After all, the clock tower is a cherished symbol of our British nationhood, recognised across the world.
Similarly, the vibrant resonance of the massive bell, imbued with solemnity and significance, is part of the fabric of our cultural life.
Together, the sight and sound serve as reminders that our country is the pioneer of parliamentary democracy, which is finally coming home after almost half a century of Brussels rule.
Yet on the night of liberation, the clock tower is due to be silent. There are no plans for any celebratory peal to echo.
This is because Big Ben – designed by the great Victorian architect Augustus Pugin and formally opened in 1859 – has been undergoing major renovation works, lasting four years and costing £61million.
According to the Commons authorities, it would cost £500,000 for the bell to chime.
Remainers welcome this setback.
For them, Brexit is a reason for mourning, not celebration.
But the Government should not be defeatist.
We need some of the can-do, unconventional spirit that made Brexit possible in the first place.
First of all, the figures should be scrutinised and, if necessary, challenged.
We know the costs of big pubic projects have a way of spiralling out of control.
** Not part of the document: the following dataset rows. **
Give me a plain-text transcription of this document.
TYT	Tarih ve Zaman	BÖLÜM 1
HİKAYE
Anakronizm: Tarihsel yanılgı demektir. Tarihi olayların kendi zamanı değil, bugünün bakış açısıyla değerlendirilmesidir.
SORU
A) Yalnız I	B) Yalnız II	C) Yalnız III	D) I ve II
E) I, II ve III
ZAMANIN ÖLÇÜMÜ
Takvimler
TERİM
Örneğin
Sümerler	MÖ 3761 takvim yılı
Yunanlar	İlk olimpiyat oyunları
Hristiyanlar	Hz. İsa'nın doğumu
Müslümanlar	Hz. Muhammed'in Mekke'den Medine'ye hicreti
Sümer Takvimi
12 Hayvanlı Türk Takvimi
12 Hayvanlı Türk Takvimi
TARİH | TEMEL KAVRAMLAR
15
It could be pointed out that the great bell was able to chime on Remembrance Sunday and New Year’s Eve without any alarmism over the financial impact.
Second, the Government should recognise that this is an historic event.
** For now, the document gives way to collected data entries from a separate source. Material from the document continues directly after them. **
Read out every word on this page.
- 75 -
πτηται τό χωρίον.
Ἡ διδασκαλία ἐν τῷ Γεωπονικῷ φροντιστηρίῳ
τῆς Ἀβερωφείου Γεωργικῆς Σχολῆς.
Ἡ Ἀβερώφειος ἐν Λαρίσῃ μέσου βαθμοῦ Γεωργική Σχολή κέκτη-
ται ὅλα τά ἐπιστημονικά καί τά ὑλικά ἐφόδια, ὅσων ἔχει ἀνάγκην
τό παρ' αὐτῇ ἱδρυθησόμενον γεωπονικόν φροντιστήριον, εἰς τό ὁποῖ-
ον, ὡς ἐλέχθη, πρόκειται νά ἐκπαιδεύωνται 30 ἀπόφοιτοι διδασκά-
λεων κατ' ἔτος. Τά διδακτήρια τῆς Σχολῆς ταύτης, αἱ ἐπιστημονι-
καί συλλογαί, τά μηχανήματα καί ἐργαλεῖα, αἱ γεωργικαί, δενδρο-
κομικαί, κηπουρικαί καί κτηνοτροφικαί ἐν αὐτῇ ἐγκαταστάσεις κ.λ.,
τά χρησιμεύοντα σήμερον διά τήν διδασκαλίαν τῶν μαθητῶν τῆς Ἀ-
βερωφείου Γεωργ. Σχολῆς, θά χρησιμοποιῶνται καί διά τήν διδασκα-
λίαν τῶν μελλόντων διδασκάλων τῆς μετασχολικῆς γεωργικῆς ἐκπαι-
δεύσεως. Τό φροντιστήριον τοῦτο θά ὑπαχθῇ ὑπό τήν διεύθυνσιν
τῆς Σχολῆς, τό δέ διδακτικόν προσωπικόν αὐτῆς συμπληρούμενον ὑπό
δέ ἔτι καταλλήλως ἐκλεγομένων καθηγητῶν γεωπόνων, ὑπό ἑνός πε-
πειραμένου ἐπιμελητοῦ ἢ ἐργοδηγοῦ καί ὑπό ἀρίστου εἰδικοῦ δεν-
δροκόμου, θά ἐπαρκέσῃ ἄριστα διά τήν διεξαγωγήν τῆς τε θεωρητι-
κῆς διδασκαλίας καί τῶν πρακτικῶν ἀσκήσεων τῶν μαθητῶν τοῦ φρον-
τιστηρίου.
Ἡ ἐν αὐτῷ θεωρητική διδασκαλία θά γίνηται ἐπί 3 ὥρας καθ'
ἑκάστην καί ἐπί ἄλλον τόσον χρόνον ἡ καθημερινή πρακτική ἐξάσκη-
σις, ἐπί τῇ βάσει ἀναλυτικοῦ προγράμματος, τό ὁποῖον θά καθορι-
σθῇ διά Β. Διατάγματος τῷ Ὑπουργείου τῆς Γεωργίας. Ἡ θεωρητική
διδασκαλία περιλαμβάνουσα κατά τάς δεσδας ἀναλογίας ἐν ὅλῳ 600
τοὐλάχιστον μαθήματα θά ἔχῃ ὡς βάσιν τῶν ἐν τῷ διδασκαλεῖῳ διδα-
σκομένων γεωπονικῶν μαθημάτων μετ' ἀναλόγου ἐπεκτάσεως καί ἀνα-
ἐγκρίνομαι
Exceptional occasions, like Royal weddings, are regularly underwritten by the state.
In 2018, the Duke and Duchess of Sussex’s nuptials cost £32million, including £390,000 alone on her dress.
But if the Government is reluctant to subsidise Brexit chimes, the cost might be met through crowd-funding.
Boris Johnson has revealed he is considering it, while Brexiteer MP Mark Francois declared he’ll donate £1,000.
A Big Ben appeal would deserve widespread support.
The advent of our freedom should not be greeted in silence.
From the building that epitomises Parliamentary sovereignty, the bell should ring out to herald the revival of self-governance.